Antibiotic resistance and virulence traits in clinical and environmental Enterococcus faecalis and Enterococcus faecium isolates

This study compared virulence and antibiotic resistance traits in clinical and environmental E. faecalis and E. faecium isolates. E. faecalis isolates harboured a broader spectrum of virulence determinants compared to E. faecium isolates. The virulence traits Cyl-A, Cyl-B, Cyl-M, gel-E and esp were tested and environmental isolates predominantly harboured gel-E (80% of E. faecalis and 31.9% of E. faecium) whereas esp was more prevalent in clinical isolates (67.79% of E. faecalis and 70.37 % of E. faecium). E. faecalis and E. faecium isolated from water had different antibiotic resistance patterns compared to those isolated from clinical samples. Linozolid resistance was not observed in any isolates tested and vancomycin resistance was observed only in clinical isolates. Resistance to other antibiotics (tetracycline, gentamicin, ciprofloxacin and ampicillin) was detected in both clinical and water isolates. Clinical isolates were more resistant to all the antibiotics tested compared to water isolates. Multi-drug resistance was more prevalent in clinical isolates (71.18% of E. faecalis and 70.3 % of E. faecium) compared to water isolates (only 5.66 % E. faecium). tet L and tet M genes were predominantly identified in tetracycline-resistant isolates.
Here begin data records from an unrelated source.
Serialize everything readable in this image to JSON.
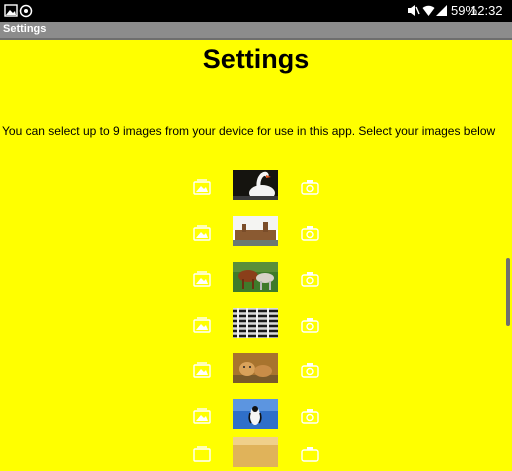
{
  "status_bar": {
    "battery_percent": "59%",
    "time": "12:32",
    "icons": [
      "image-icon",
      "sync-icon",
      "mute-icon",
      "wifi-icon",
      "signal-icon",
      "battery-icon"
    ]
  },
  "action_bar": {
    "title": "Settings"
  },
  "page": {
    "title": "Settings",
    "intro": "You can select up to 9 images from your device for use in this app. Select your images below"
  },
  "image_rows": [
    {
      "thumbnail": "swan"
    },
    {
      "thumbnail": "parliament-building"
    },
    {
      "thumbnail": "horses"
    },
    {
      "thumbnail": "zebras"
    },
    {
      "thumbnail": "lion-cubs"
    },
    {
      "thumbnail": "penguin"
    },
    {
      "thumbnail": "desert"
    }
  ],
  "colors": {
    "background": "#ffff00",
    "status_bar": "#000000",
    "action_bar": "#8c8c8c",
    "icons": "#ffffff"
  }
}
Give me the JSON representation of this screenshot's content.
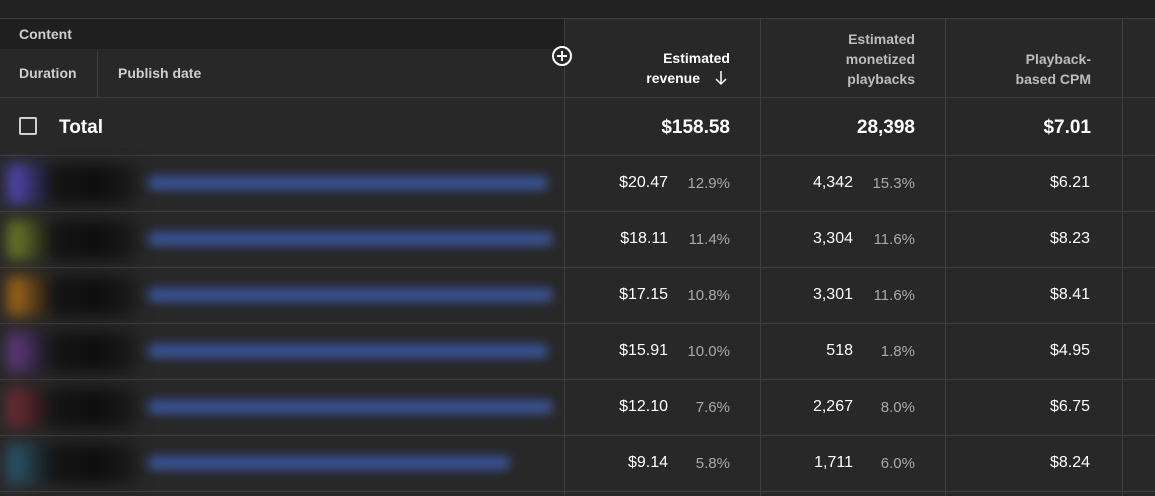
{
  "header": {
    "content_label": "Content",
    "duration_label": "Duration",
    "publish_date_label": "Publish date",
    "columns": [
      {
        "label_lines": [
          "Estimated",
          "revenue"
        ],
        "sorted": true,
        "sort_icon": "arrow-down-icon"
      },
      {
        "label_lines": [
          "Estimated",
          "monetized",
          "playbacks"
        ],
        "sorted": false
      },
      {
        "label_lines": [
          "Playback-",
          "based CPM"
        ],
        "sorted": false
      }
    ],
    "add_column_icon": "plus-circle-icon"
  },
  "total": {
    "label": "Total",
    "revenue": "$158.58",
    "playbacks": "28,398",
    "cpm": "$7.01"
  },
  "rows": [
    {
      "revenue": "$20.47",
      "revenue_pct": "12.9%",
      "playbacks": "4,342",
      "playbacks_pct": "15.3%",
      "cpm": "$6.21",
      "thumb_color": "#5b4fc9"
    },
    {
      "revenue": "$18.11",
      "revenue_pct": "11.4%",
      "playbacks": "3,304",
      "playbacks_pct": "11.6%",
      "cpm": "$8.23",
      "thumb_color": "#7a8a2a"
    },
    {
      "revenue": "$17.15",
      "revenue_pct": "10.8%",
      "playbacks": "3,301",
      "playbacks_pct": "11.6%",
      "cpm": "$8.41",
      "thumb_color": "#b8741a"
    },
    {
      "revenue": "$15.91",
      "revenue_pct": "10.0%",
      "playbacks": "518",
      "playbacks_pct": "1.8%",
      "cpm": "$4.95",
      "thumb_color": "#6a3f8c"
    },
    {
      "revenue": "$12.10",
      "revenue_pct": "7.6%",
      "playbacks": "2,267",
      "playbacks_pct": "8.0%",
      "cpm": "$6.75",
      "thumb_color": "#7a2f3a"
    },
    {
      "revenue": "$9.14",
      "revenue_pct": "5.8%",
      "playbacks": "1,711",
      "playbacks_pct": "6.0%",
      "cpm": "$8.24",
      "thumb_color": "#2f5f7a"
    }
  ],
  "colors": {
    "background": "#282828",
    "header_band": "#212121",
    "divider": "#3e3e3e",
    "text_primary": "#ffffff",
    "text_secondary": "#aaaaaa"
  }
}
All water and clinical isolates resistant to ciprofloxacin and ampicillin contained mutations in the gyrA, parC and pbp5 genes. A significant correlation was found between the presence of virulence determinants and antibiotic resistance in all the isolates tested in this study (p<0.05). The presence of antibiotic resistant enterococci, together with associated virulence traits, in surface recreational water could be a public health risk.